“How often do you get to gather a group of faculty and other academic stakeholders from across your institution in one room and have them talk to each other about how they teach and what they need to serve their students well?”

From Michael Feldstein’s 
Toward Operational Excellence at Student Success: California Community Colleges

Let’s assume that creating positive, sustained, and effective change at a university level involves:

  1. Getting the right people, in the right place, at the right time, to establish shared goals.
  2. Collectively communicating those goals and carrying them out over time. 

The reason this is so hard is that every single part of that process is difficult, particularly within the existing patterns of work and life for busy, productive faculty, students, and staff at a modern university. 

“Buy-in” is a holy grail, an idealized state, though sometimes this descends into notions of “incentives,” “carrot and stick,” or “removing obstacles.”

What if, as Michael Feldstein writes in the quoted article above, buy-in could be culturally re-framed not as knocking obstacles aside, but as building infrastructure?

For an example of one approach to “buy-in is infrastructure” look to  this 2017 white paper out of Georgetown University, Lessons from a Change Process. In this paper, Catherine Armour and Randy Bass talk about “the viability of experimental and creative curricular work in a culture designed for deliberative shared governance and slow change.”
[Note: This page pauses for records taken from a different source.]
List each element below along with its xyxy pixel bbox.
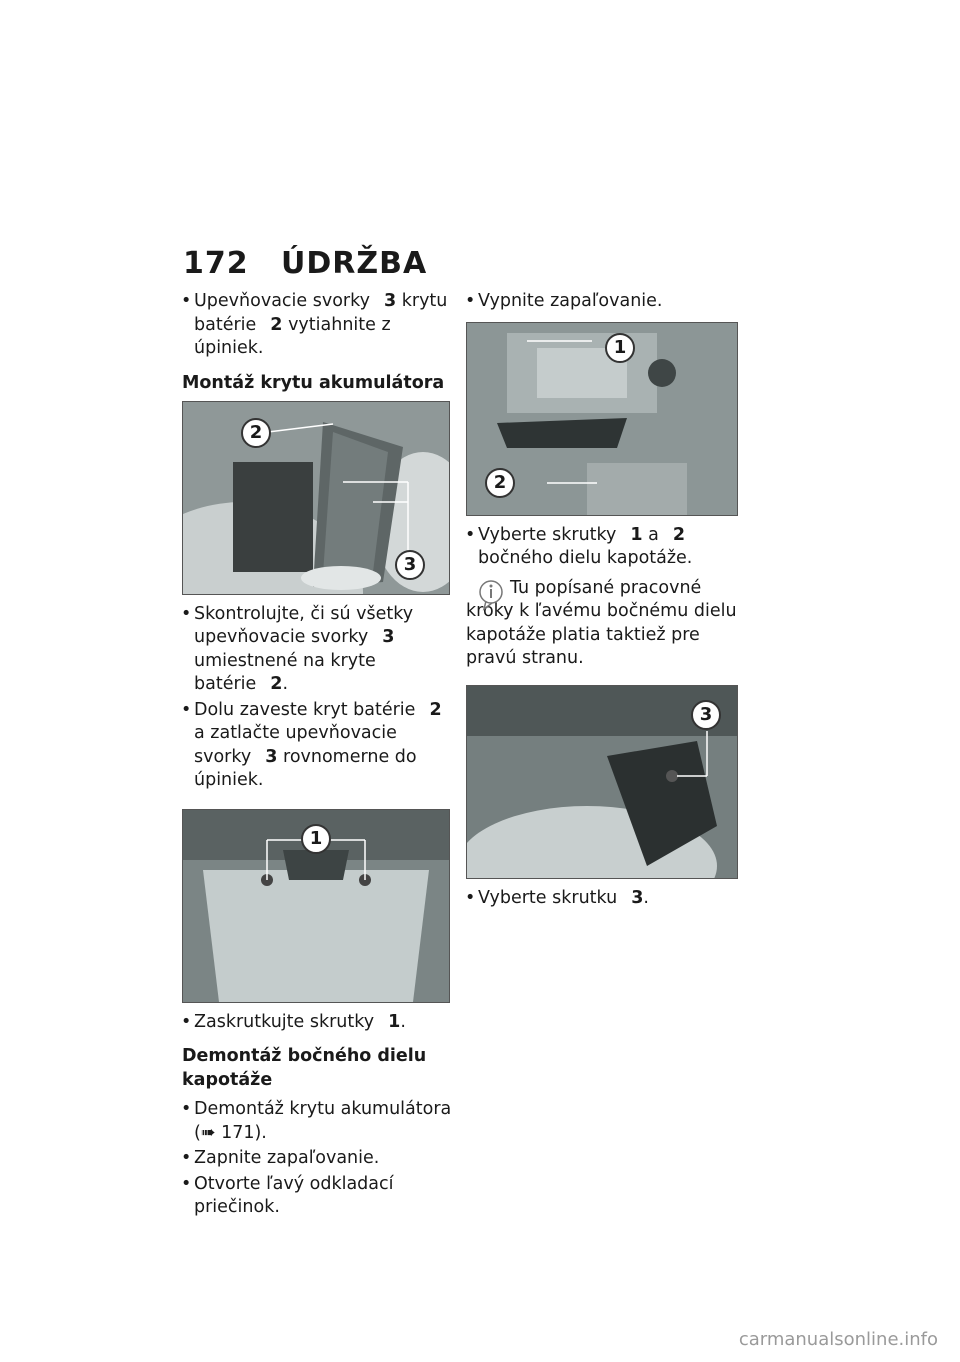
figure-callout: 2 [485, 468, 515, 498]
section-title: ÚDRŽBA [281, 246, 428, 281]
figure-storage-compartment [466, 322, 738, 516]
arrow-right-icon: ➠ [200, 1122, 216, 1143]
figure-battery-cover [182, 401, 450, 595]
info-note [466, 577, 741, 671]
list-item: • Zapnite zapaľovanie. [182, 1147, 457, 1171]
list-item: • Upevňovacie svorky 3 krytu batérie 2 vytiahnite z úpiniek. [182, 290, 457, 361]
figure-callout: 3 [691, 700, 721, 730]
section-heading: Demontáž bočného dielu kapotáže [182, 1046, 427, 1090]
list-item: • Vyberte skrutku 3. [466, 887, 741, 911]
list-item: • Vypnite zapaľovanie. [466, 290, 741, 314]
figure-callout: 1 [605, 333, 635, 363]
left-column [182, 290, 457, 1222]
watermark: carmanualsonline.info [738, 1329, 938, 1350]
info-text: Tu popísané pracovné kroky k ľavému bočnému dielu kapotáže platia taktiež pre pravú stranu. [466, 577, 737, 668]
figure-callout: 3 [395, 550, 425, 580]
figure-front-panel [182, 809, 450, 1003]
figure-callout: 2 [241, 418, 271, 448]
list-item: • Dolu zaveste kryt batérie 2 a zatlačte upevňovacie svorky 3 rovnomerne do úpiniek. [182, 699, 457, 793]
page-number: 172 [183, 246, 249, 281]
list-item: • Vyberte skrutky 1 a 2 bočného dielu kapotáže. [466, 524, 741, 571]
list-item: • Demontáž krytu akumulátora (➠ 171). [182, 1098, 457, 1145]
figure-side-panel [466, 685, 738, 879]
figure-callout: 1 [301, 824, 331, 854]
info-icon [478, 579, 504, 611]
right-column [466, 290, 741, 912]
list-item: • Otvorte ľavý odkladací priečinok. [182, 1173, 457, 1220]
list-item: • Zaskrutkujte skrutky 1. [182, 1011, 457, 1035]
list-item: • Skontrolujte, či sú všetky upevňovacie svorky 3 umiestnené na kryte batérie 2. [182, 603, 457, 697]
section-heading: Montáž krytu akumulátora [182, 372, 445, 393]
“We developed strong stakeholder involvement as part of our iterative design process—one that frequently included associate deans, the registrar, compliance officers, and financial aid representatives—early in each project’s development. Likewise, we communicated well and regularly with our board, alumni, and donors.”

Even then, sustaining and maintaining that infrastructure sometimes fell by the wayside, much as it does with actual civic infrastructure:

“We do not give ourselves as good a grade on continuous communications with faculty. Early on there were many open invitations and speaker events, and a drumbeat of updates. As the work became more intense and demanding, we focused inward, and neglected to continue to reach back out to this important community. We learned it is absolutely critical to spiral communications outward, and to be as inclusive and open as possible, especially as the work takes specific shape within a core group.”

This is hard to do! Even starting from a firm, stable footing only goes so far without monitoring, maintenance, and reaffirmation. None of those concepts are alien to the work of the university, but they do require a reshaping to day-to-day priorities.